03 de enero de 2019
03.01.2019
Adopciones

Cientos de perros y gatos buscan en València un nuevo hogar en Navidad

Unos 500 perros y 300 gatos de la protectora Modepran buscan refugio

03.01.2019 | 19:20

Se acerca la noche de Reyes y muchos niños desean despertar con un nuevo miembro de cuatro patas en su familia. Esa misma noche más de 500 perros y 300 gatos del refugio Modepran esperan con ansias una vida mejor, que la que vivieron unos años atrás, rodeados de cariño y mucho amor.

Por eso, Modepran, que denuncia su colapso actual, hace un llamamiento a todas las familias para que adopten a estos animales, ya que «es una buena época porque están más tiempo en casa y esto permite que las mascotas se puedan adaptar mejor», señala la presidenta de la protectora, Amparo Requena.

Muchos de ellos llegaron al refugio desnutridos, con signos de maltrato y con un peso inferior al adecuado. Pero el cariño y el afecto de sus voluntarios ha comportado que muchos de ellos se recuperen y vuelvan a mostrar su simpatía y amabilidad tan características a aquellos que les den una nueva oportunidad.

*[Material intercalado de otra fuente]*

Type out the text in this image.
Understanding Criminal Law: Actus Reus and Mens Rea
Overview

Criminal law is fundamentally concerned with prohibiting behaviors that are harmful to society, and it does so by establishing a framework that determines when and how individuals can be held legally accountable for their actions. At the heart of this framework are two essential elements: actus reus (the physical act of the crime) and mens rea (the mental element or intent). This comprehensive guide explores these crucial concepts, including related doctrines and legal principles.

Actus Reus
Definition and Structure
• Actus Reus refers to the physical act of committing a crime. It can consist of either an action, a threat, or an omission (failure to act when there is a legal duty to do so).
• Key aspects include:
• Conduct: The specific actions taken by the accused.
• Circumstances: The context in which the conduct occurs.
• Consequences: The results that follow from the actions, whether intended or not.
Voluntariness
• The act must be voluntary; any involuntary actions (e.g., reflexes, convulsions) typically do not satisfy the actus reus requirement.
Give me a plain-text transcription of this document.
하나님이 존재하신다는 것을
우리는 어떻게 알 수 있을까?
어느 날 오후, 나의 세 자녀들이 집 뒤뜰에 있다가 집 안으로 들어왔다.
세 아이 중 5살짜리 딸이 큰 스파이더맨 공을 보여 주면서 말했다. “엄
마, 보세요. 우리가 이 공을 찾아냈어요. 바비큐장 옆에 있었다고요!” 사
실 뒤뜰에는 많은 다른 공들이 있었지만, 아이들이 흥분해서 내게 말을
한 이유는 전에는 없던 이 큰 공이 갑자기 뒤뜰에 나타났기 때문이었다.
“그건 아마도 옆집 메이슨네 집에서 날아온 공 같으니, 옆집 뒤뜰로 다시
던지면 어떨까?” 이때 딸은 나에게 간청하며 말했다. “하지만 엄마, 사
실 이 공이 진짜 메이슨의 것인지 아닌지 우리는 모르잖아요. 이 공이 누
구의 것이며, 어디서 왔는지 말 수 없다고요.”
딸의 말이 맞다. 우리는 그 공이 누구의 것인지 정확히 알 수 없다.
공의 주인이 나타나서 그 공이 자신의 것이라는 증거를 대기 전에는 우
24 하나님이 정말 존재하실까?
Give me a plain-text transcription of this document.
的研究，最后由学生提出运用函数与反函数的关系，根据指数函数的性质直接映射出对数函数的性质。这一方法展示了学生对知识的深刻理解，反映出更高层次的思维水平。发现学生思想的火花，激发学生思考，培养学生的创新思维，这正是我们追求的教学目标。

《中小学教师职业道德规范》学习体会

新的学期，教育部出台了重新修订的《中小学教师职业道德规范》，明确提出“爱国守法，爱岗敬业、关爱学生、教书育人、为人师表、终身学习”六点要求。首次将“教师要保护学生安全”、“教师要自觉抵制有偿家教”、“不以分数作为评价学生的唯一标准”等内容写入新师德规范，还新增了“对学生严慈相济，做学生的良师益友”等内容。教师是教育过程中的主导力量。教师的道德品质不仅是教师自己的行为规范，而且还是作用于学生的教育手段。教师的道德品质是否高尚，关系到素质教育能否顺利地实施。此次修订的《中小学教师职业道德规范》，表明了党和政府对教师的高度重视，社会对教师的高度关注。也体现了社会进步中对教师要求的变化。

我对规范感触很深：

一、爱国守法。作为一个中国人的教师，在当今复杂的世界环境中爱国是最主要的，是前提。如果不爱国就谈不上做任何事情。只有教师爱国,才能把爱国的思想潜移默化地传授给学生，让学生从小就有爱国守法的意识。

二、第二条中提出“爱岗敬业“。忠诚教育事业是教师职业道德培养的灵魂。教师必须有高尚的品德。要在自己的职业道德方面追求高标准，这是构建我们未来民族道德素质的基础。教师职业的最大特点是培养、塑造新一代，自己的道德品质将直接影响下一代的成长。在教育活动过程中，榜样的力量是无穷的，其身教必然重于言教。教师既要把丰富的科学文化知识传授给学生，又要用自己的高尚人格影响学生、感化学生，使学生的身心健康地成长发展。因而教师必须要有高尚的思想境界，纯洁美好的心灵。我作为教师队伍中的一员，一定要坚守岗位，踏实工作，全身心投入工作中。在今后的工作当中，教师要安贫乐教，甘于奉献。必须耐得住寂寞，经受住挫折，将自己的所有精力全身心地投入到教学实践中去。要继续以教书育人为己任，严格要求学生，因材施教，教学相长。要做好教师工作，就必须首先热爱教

Pero Requena también destaca que en Navidad tienen más precaución para que no se conviertan en «un capricho, sino en una adopción responsable». Por eso, los adoptantes deben responder a un cuestionario para asegurarse de que estos animales se encontrarán en buenas condiciones.

Además, los interesados pueden acogerlos durante un determinado tiempo antes de dar el paso definitivo, el de la adopción.
Tanto perros como gatos son entregados a sus familias con el chip correspondiente, las vacunas, esterilización y desparasitaciones.

Animales menos adoptados
La situación resulta todavía más difícil para los perros potencialmente peligrosos de este refugio, ya que las últimas noticias han creado un estigma en este tipo de animales, a pesar de que se trata de canes «excelentes y muy cariñosos, aunque los propietarios deben cumplir unos requisitos».

Requena también anima a adoptar a los perros con mayor edad, que han vivido toda la vida en una casa, pero que por distintas circunstancias ahora se encuentran en la protectora. Son los que más sufren y, como consecuencia, muchos mueren de pena.